Et ce n’est pas tout : Les détracteurs de l’inégalité sociale affirment que le problème s’aggrave, qu’avec l’augmentation des inégalités, l’influence exercée par les riches sur la politique s’accroît. Noam Chomsky écrit : « la véritable concentration du pouvoir se trouve dans une fraction de 1 %  de la population. Ils obtiennent exactement ce qu’ils veulent, parce qu’en gros, ils dirigent tout. »

Mais si l’argent seul achetait le pouvoir politique, Donald Trump ne serait jamais devenu le candidat républicain à la présidence des États-Unis en 2016. Cet honneur serait plus probablement revenu à Jeb Bush, qui a pu récolter beaucoup plus de dons politiques. Même Benjamin I. Page et Martin Gilens, politologues et deux des plus éminents partisans de la thèse selon laquelle la politique américaine est déterminée par les riches, concèdent que la plupart des gros contributeurs – et la plupart des penseurs et titulaires de fonctions républicaines – ont soutenu d’autres candidats : « Les positions de Trump allaient directement à l’encontre des opinions des riches donateurs et des Américains aisés en général. »
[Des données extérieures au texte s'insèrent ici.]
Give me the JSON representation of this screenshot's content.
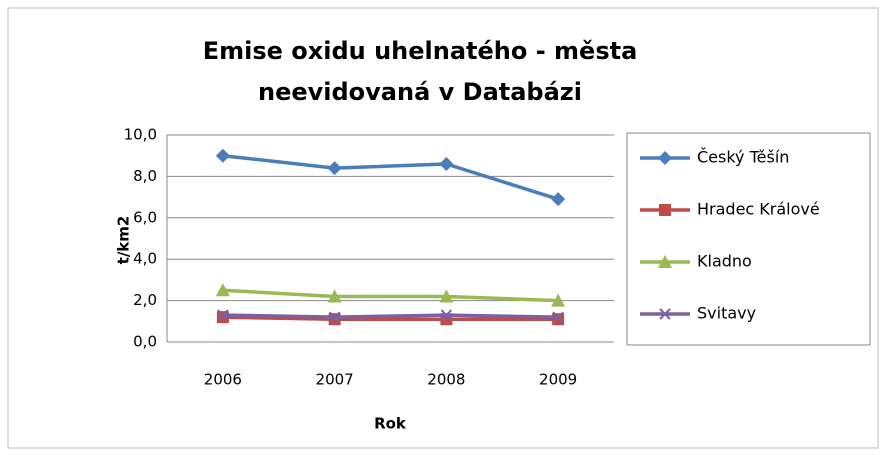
{
  "chart_data": {
    "type": "line",
    "title": [
      "Emise oxidu uhelnatého - města",
      "neevidovaná v Databázi"
    ],
    "x_label": "Rok",
    "y_label": "t/km2",
    "categories": [
      "2006",
      "2007",
      "2008",
      "2009"
    ],
    "series": [
      {
        "name": "Český Těšín",
        "color": "#4a7ebb",
        "marker": "diamond",
        "values": [
          9.0,
          8.4,
          8.6,
          6.9
        ]
      },
      {
        "name": "Hradec Králové",
        "color": "#be4b48",
        "marker": "square",
        "values": [
          1.2,
          1.1,
          1.1,
          1.1
        ]
      },
      {
        "name": "Kladno",
        "color": "#98b954",
        "marker": "triangle",
        "values": [
          2.5,
          2.2,
          2.2,
          2.0
        ]
      },
      {
        "name": "Svitavy",
        "color": "#7d60a0",
        "marker": "x",
        "values": [
          1.3,
          1.2,
          1.3,
          1.2
        ]
      }
    ],
    "ylim": [
      0,
      10
    ],
    "yticks": [
      {
        "value": 0,
        "label": "0,0"
      },
      {
        "value": 2,
        "label": "2,0"
      },
      {
        "value": 4,
        "label": "4,0"
      },
      {
        "value": 6,
        "label": "6,0"
      },
      {
        "value": 8,
        "label": "8,0"
      },
      {
        "value": 10,
        "label": "10,0"
      }
    ],
    "grid": true,
    "legend": "right"
  }
}
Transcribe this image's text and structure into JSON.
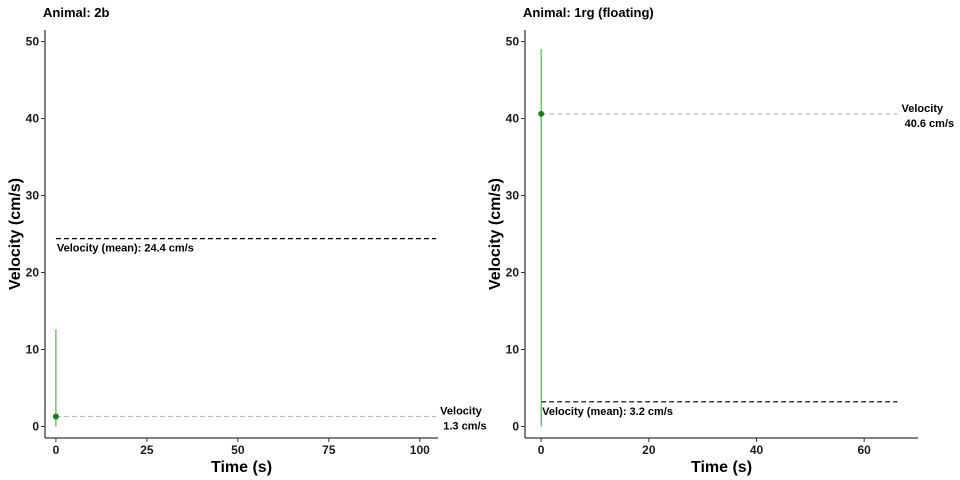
{
  "chart_data": [
    {
      "type": "line",
      "title": "Animal: 2b",
      "xlabel": "Time (s)",
      "ylabel": "Velocity (cm/s)",
      "xlim": [
        -3,
        105
      ],
      "ylim": [
        -1.5,
        51.5
      ],
      "x_ticks": [
        0,
        25,
        50,
        75,
        100
      ],
      "y_ticks": [
        0,
        10,
        20,
        30,
        40,
        50
      ],
      "grid": false,
      "series": [
        {
          "x": [
            0,
            0
          ],
          "y": [
            0,
            12.6
          ],
          "color": "#33a02c"
        }
      ],
      "points": [
        {
          "x": 0,
          "y": 1.3,
          "color": "#1a7f1a"
        }
      ],
      "reference_lines": [
        {
          "y": 24.4,
          "x_range": [
            0,
            104.5
          ],
          "style": "dashed",
          "color": "#000000",
          "label": "Velocity (mean): 24.4  cm/s",
          "label_pos": "below-start"
        },
        {
          "y": 1.3,
          "x_range": [
            0,
            104.5
          ],
          "style": "dashed",
          "color": "#bbbbbb",
          "label": "Velocity\n 1.3  cm/s",
          "label_pos": "end"
        }
      ]
    },
    {
      "type": "line",
      "title": "Animal: 1rg (floating)",
      "xlabel": "Time (s)",
      "ylabel": "Velocity (cm/s)",
      "xlim": [
        -3,
        70
      ],
      "ylim": [
        -1.5,
        51.5
      ],
      "x_ticks": [
        0,
        20,
        40,
        60
      ],
      "y_ticks": [
        0,
        10,
        20,
        30,
        40,
        50
      ],
      "grid": false,
      "series": [
        {
          "x": [
            0,
            0
          ],
          "y": [
            0,
            49
          ],
          "color": "#33a02c"
        }
      ],
      "points": [
        {
          "x": 0,
          "y": 40.6,
          "color": "#1a7f1a"
        }
      ],
      "reference_lines": [
        {
          "y": 40.6,
          "x_range": [
            0,
            66.2
          ],
          "style": "dashed",
          "color": "#bbbbbb",
          "label": "Velocity\n 40.6  cm/s",
          "label_pos": "end"
        },
        {
          "y": 3.2,
          "x_range": [
            0,
            66.2
          ],
          "style": "dashed",
          "color": "#000000",
          "label": "Velocity (mean): 3.2  cm/s",
          "label_pos": "below-start"
        }
      ]
    }
  ]
}
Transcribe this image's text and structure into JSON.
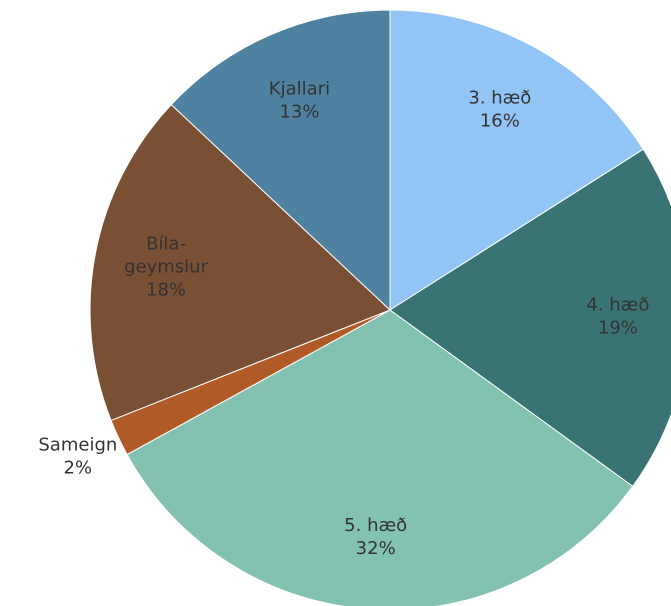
{
  "chart_data": {
    "type": "pie",
    "categories": [
      "3. hæð",
      "4. hæð",
      "5. hæð",
      "Sameign",
      "Bíla-geymslur",
      "Kjallari"
    ],
    "values": [
      16,
      19,
      32,
      2,
      18,
      13
    ],
    "value_labels": [
      "16%",
      "19%",
      "32%",
      "2%",
      "18%",
      "13%"
    ],
    "colors": [
      "#92c5f5",
      "#3a7373",
      "#83c2b0",
      "#b05a28",
      "#7a5035",
      "#4f81a0"
    ]
  }
}
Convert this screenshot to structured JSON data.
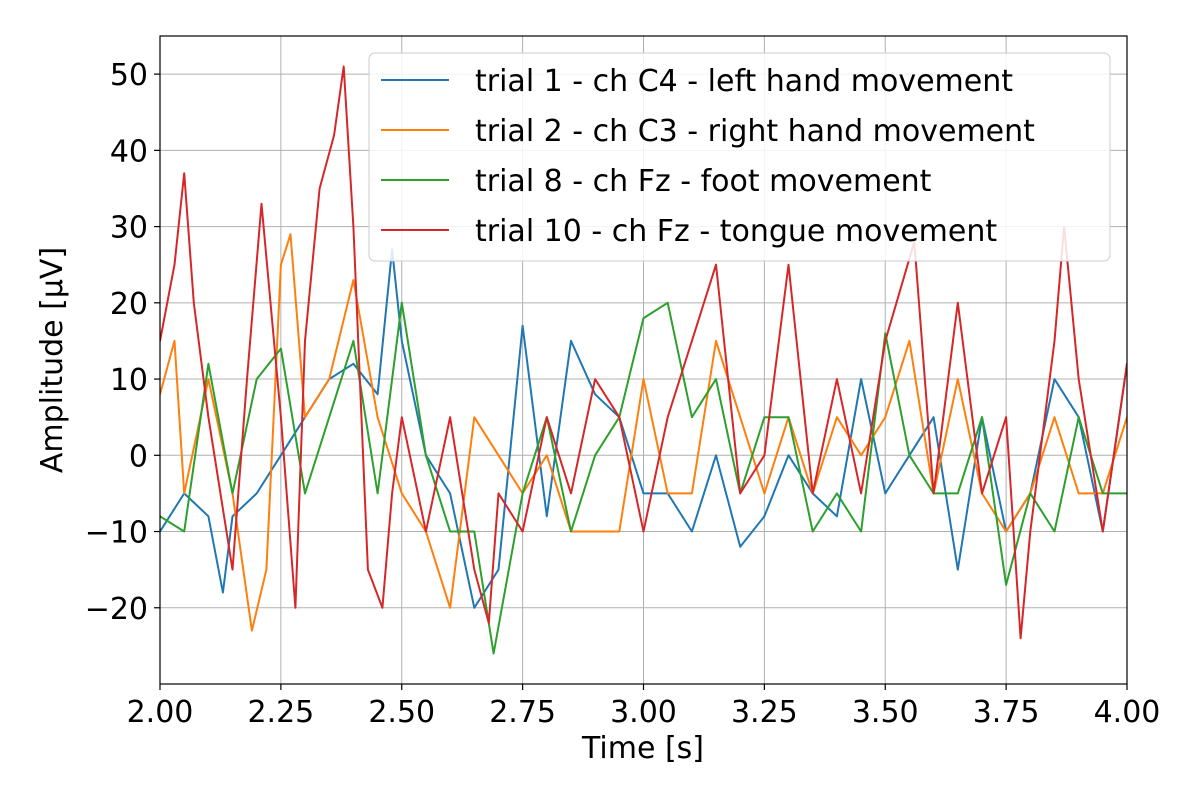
{
  "chart_data": {
    "type": "line",
    "title": "",
    "xlabel": "Time [s]",
    "ylabel": "Amplitude [μV]",
    "xlim": [
      2.0,
      4.0
    ],
    "ylim": [
      -30,
      55
    ],
    "x_ticks": [
      2.0,
      2.25,
      2.5,
      2.75,
      3.0,
      3.25,
      3.5,
      3.75,
      4.0
    ],
    "x_tick_labels": [
      "2.00",
      "2.25",
      "2.50",
      "2.75",
      "3.00",
      "3.25",
      "3.50",
      "3.75",
      "4.00"
    ],
    "y_ticks": [
      -20,
      -10,
      0,
      10,
      20,
      30,
      40,
      50
    ],
    "y_tick_labels": [
      "−20",
      "−10",
      "0",
      "10",
      "20",
      "30",
      "40",
      "50"
    ],
    "grid": true,
    "legend_position": "top-right",
    "series": [
      {
        "name": "trial 1 - ch C4 - left hand movement",
        "color": "#1f77b4",
        "x": [
          2.0,
          2.05,
          2.1,
          2.13,
          2.15,
          2.2,
          2.25,
          2.3,
          2.35,
          2.4,
          2.45,
          2.48,
          2.5,
          2.55,
          2.6,
          2.65,
          2.7,
          2.75,
          2.8,
          2.85,
          2.9,
          2.95,
          3.0,
          3.05,
          3.1,
          3.15,
          3.2,
          3.25,
          3.3,
          3.35,
          3.4,
          3.45,
          3.5,
          3.55,
          3.6,
          3.65,
          3.7,
          3.75,
          3.8,
          3.85,
          3.9,
          3.95,
          4.0
        ],
        "y": [
          -10,
          -5,
          -8,
          -18,
          -8,
          -5,
          0,
          5,
          10,
          12,
          8,
          27,
          15,
          0,
          -5,
          -20,
          -15,
          17,
          -8,
          15,
          8,
          5,
          -5,
          -5,
          -10,
          0,
          -12,
          -8,
          0,
          -5,
          -8,
          10,
          -5,
          0,
          5,
          -15,
          5,
          -10,
          -5,
          10,
          5,
          -10,
          12
        ]
      },
      {
        "name": "trial 2 - ch C3 - right hand movement",
        "color": "#ff7f0e",
        "x": [
          2.0,
          2.03,
          2.05,
          2.1,
          2.15,
          2.19,
          2.22,
          2.25,
          2.27,
          2.3,
          2.35,
          2.4,
          2.45,
          2.5,
          2.55,
          2.6,
          2.65,
          2.7,
          2.75,
          2.8,
          2.85,
          2.9,
          2.95,
          3.0,
          3.05,
          3.1,
          3.15,
          3.2,
          3.25,
          3.3,
          3.35,
          3.4,
          3.45,
          3.5,
          3.55,
          3.6,
          3.65,
          3.7,
          3.75,
          3.8,
          3.85,
          3.9,
          3.95,
          4.0
        ],
        "y": [
          8,
          15,
          -5,
          10,
          -5,
          -23,
          -15,
          25,
          29,
          5,
          10,
          23,
          5,
          -5,
          -10,
          -20,
          5,
          0,
          -5,
          0,
          -10,
          -10,
          -10,
          10,
          -5,
          -5,
          15,
          5,
          -5,
          5,
          -5,
          5,
          0,
          5,
          15,
          -5,
          10,
          -5,
          -10,
          -5,
          5,
          -5,
          -5,
          5
        ]
      },
      {
        "name": "trial 8 - ch Fz - foot movement",
        "color": "#2ca02c",
        "x": [
          2.0,
          2.05,
          2.1,
          2.15,
          2.2,
          2.25,
          2.3,
          2.35,
          2.4,
          2.45,
          2.5,
          2.55,
          2.6,
          2.65,
          2.69,
          2.75,
          2.8,
          2.85,
          2.9,
          2.95,
          3.0,
          3.05,
          3.1,
          3.15,
          3.2,
          3.25,
          3.3,
          3.35,
          3.4,
          3.45,
          3.5,
          3.55,
          3.6,
          3.65,
          3.7,
          3.75,
          3.8,
          3.85,
          3.9,
          3.95,
          4.0
        ],
        "y": [
          -8,
          -10,
          12,
          -5,
          10,
          14,
          -5,
          5,
          15,
          -5,
          20,
          0,
          -10,
          -10,
          -26,
          -5,
          5,
          -10,
          0,
          5,
          18,
          20,
          5,
          10,
          -5,
          5,
          5,
          -10,
          -5,
          -10,
          16,
          0,
          -5,
          -5,
          5,
          -17,
          -5,
          -10,
          5,
          -5,
          -5
        ]
      },
      {
        "name": "trial 10 - ch Fz - tongue movement",
        "color": "#d62728",
        "x": [
          2.0,
          2.03,
          2.05,
          2.07,
          2.1,
          2.15,
          2.18,
          2.21,
          2.25,
          2.28,
          2.3,
          2.33,
          2.36,
          2.38,
          2.4,
          2.43,
          2.46,
          2.48,
          2.5,
          2.55,
          2.6,
          2.65,
          2.68,
          2.7,
          2.75,
          2.8,
          2.85,
          2.9,
          2.95,
          3.0,
          3.05,
          3.1,
          3.15,
          3.2,
          3.25,
          3.3,
          3.35,
          3.4,
          3.45,
          3.5,
          3.56,
          3.6,
          3.65,
          3.7,
          3.75,
          3.78,
          3.8,
          3.85,
          3.87,
          3.9,
          3.95,
          4.0
        ],
        "y": [
          15,
          25,
          37,
          20,
          5,
          -15,
          10,
          33,
          5,
          -20,
          15,
          35,
          42,
          51,
          30,
          -15,
          -20,
          -5,
          5,
          -10,
          5,
          -15,
          -22,
          -5,
          -10,
          5,
          -5,
          10,
          5,
          -10,
          5,
          15,
          25,
          -5,
          0,
          25,
          -5,
          10,
          -5,
          15,
          28,
          -5,
          20,
          -5,
          5,
          -24,
          -10,
          15,
          30,
          10,
          -10,
          12
        ]
      }
    ]
  }
}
En outre, si l’argent déterminait les résultats politiques, Trump n’aurait pas remporté l’élection de 2016. Clinton et ses alliés, y compris ses comités conjoints avec le Parti démocrate et les super PAC qui l’ont soutenue, ont collecté plus de 1,2 milliard de dollars pour l’ensemble du cycle, selon la Commission électorale fédérale. Trump et ses alliés ont collecté environ 600 millions de dollars. Pas un seul PDG du Fortune 100 n’a fait de don à la campagne électorale de Trump en septembre 2016.

Si l’argent seul pouvait acheter le pouvoir politique, alors Joe Biden ne serait pas non plus devenu président. La Maison-Blanche serait peut-être revenue à Michael Bloomberg, qui, au moment de sa candidature démocrate, était le huitième homme le plus riche du monde, avec une valeur de 61,9 milliards de dollars selon Forbes. Selon toute vraisemblance, Bloomberg a dépensé plus de son propre argent (et l’a dépensé plus rapidement) pour sa campagne électorale que tout autre candidat de l’histoire, à savoir un milliard de dollars en un peu plus de trois mois. Bloomberg a financé lui-même sa campagne et n’a accepté aucun don.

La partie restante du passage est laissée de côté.